In the face of the recently instated Sexual Violence Policy Act, the University of Toronto has released its new Sexual Violence Policy draft. Key changes to the way assault and harassment have been handled in the past include the introduction of the Sexual Violence and Prevention Centre, which will serve as a centralized and standardized system for reporting, triage, and support.
It appears the University has made an effort to be transparent about its new policies. The draft is easy to follow with minimal legal jargon to wade through. The full document can be found through the Provost’s website.
Rules regarding whose jurisdiction off-campus assaults fall under have historically been debated, often leaving them unreported and unresolved. Now, if a member of the University of Toronto community (that is to say student, staff, or employee) has been the victim of lewd messages or a blitz of harassing comments by another member of the community, the incident will fall under the sexual violence policy, with corresponding support and retributions.
Furthermore, there will be no tolerance for any form of social media attack or criticism against someone who has launched a report, with sanctioning being among the consequences.
The policy makes clear distinction that Disclosure and Reporting are entirely different, and do not necessarily coincide with each other.

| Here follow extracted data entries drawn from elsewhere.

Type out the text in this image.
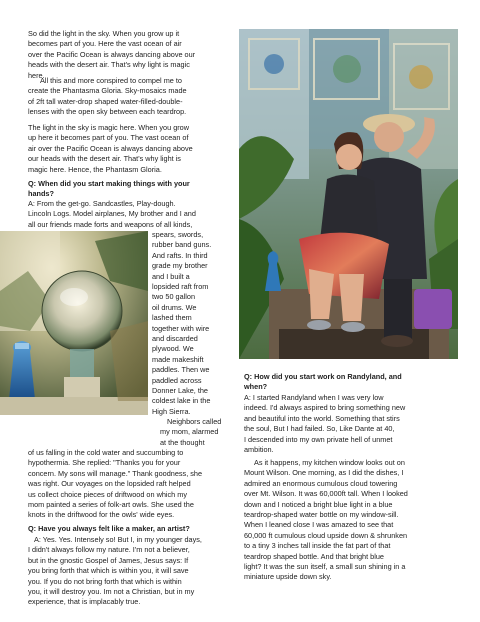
So did the light in the sky. When you grow up it

becomes part of you. Here the vast ocean of air

over the Pacific Ocean is always dancing above our

heads with the desert air. That's why light is magic

here.

All this and more conspired to compel me to

create the Phantasma Gloria. Sky-mosaics made

of 2ft tall water-drop shaped water-filled-double-

lenses with the open sky between each teardrop.

The light in the sky is magic here. When you grow

up here it becomes part of you. The vast ocean of

air over the Pacific Ocean is always dancing above

our heads with the desert air. That's why light is

magic here. Hence, the Phantasm Gloria.

Q: When did you start making things with your

hands?

A: From the get-go. Sandcastles, Play-dough.

Lincoln Logs. Model airplanes, My brother and I and

all our friends made forts and weapons of all kinds,

spears, swords,

rubber band guns.

And rafts. In third

grade my brother

and I built a

lopsided raft from

two 50 gallon

oil drums. We

lashed them

together with wire

and discarded

plywood. We

made makeshift

paddles. Then we

paddled across

Donner Lake, the

coldest lake in the

High Sierra.

Neighbors called

my mom, alarmed

at the thought

of us falling in the cold water and succumbing to

hypothermia. She replied: "Thanks you for your

concern. My sons will manage." Thank goodness, she

was right. Our voyages on the lopsided raft helped

us collect choice pieces of driftwood on which my

mom painted a series of folk-art owls. She used the

knots in the driftwood for the owls' wide eyes.

Q: Have you always felt like a maker, an artist?

A: Yes. Yes. Intensely so! But I, in my younger days,

I didn't always follow my nature. I'm not a believer,

but in the gnostic Gospel of James, Jesus says: If

you bring forth that which is within you, it will save

you. If you do not bring forth that which is within

you, it will destroy you. Im not a Christian, but in my

experience, that is implacably true.

Q: How did you start work on Randyland, and

when?

A: I started Randyland when I was very low

indeed. I'd always aspired to bring something new

and beautiful into the world. Something that stirs

the soul, But I had failed. So, Like Dante at 40,

I descended into my own private hell of unmet

ambition.

As it happens, my kitchen window looks out on

Mount Wilson. One morning, as I did the dishes, I

admired an enormous cumulous cloud towering

over Mt. Wilson. It was 60,000ft tall. When I looked

down and I noticed a bright blue light in a blue

teardrop-shaped water bottle on my window-sill.

When I leaned close I was amazed to see that

60,000 ft cumulous cloud upside down & shrunken

to a tiny 3 inches tall inside the fat part of that

teardrop shaped bottle. And that bright blue

light? It was the sun itself, a small sun shining in a

miniature upside down sky.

While they are both facilitated by the Centre, “Disclosure is the sharing of information by an individual with a Member of the University Community regarding an Incident of Sexual Violence experienced by that individual”. There is to be no pressure to file a report against an assailant. As the report outlines, the priority is support, counselling and accommodation for the victim.
On the other hand, the draft defines Reporting as “the sharing of information by an individual with a designated Member of the University Community regarding an Incident of Sexual Violence experienced by that individual, with the intention of initiating one of the processes set out in this Policy, which could result in a disciplinary action being taken against the Member of the University Community alleged to have committed Sexual Violence”. If a Report is filed, the Centre will take every measure to ensure minimal requirement for verbal repetition of the incident, minimizing the rehashing of trauma, which can be very taxing for those who have been assaulted.
A heavy emphasis has been put on confidentially. As reflected in the draft’s repeated mentions of a “reminder as to the ‘Confidentiality and Privacy’ provisions of the Policy”, risk of information reaching those who are not concerned in the situation significantly minimized. As the draft states: “The University will treat Disclosure and Reporting of an Incident of Sexual Violence in a confidential manner and in accordance with the Freedom of Information and Protection of Privacy Act”. Essentially, this means, provided that withholding information does not pose conceivable danger, whoever has been confided in is not permitted to share the details of what they have been told. The policy states that though a member of the University community may consult with the Centre regarding a situation that has been disclosed to them, they are forbidden from revealing any personal details unless authorised by the person who has confided in them. Similarly, counsellors at the Centre are to keep all information private.
In her article for Time entitled “Why Victims of Rape in College Don’t Report to the Police”, Eliza Gray cites that victims “know that reporting rape comes with a social risk, especially when the perpetrator is someone they know”. She refers to a study done in 2007, in which 42% of the “physically forced” victims who did not report the incident to the police said it was because they “did not want anyone to know”. The policy’s heavy emphasis on confidentiality means that now people can ask for help without the fear of unwanted information getting out—unless of course the implications of the information would indicate a risk to themselves or others.
The policy is to be reviewed every three years in order to adapt and better attend to the needs of the community. Ideally, it is the hope that nobody will find themselves in a situation where these services are required. Nevertheless, it is encouraging and important that the University has made some tremendous steps forward in the ways it plans to deal with sexual violence, both on and off-campus.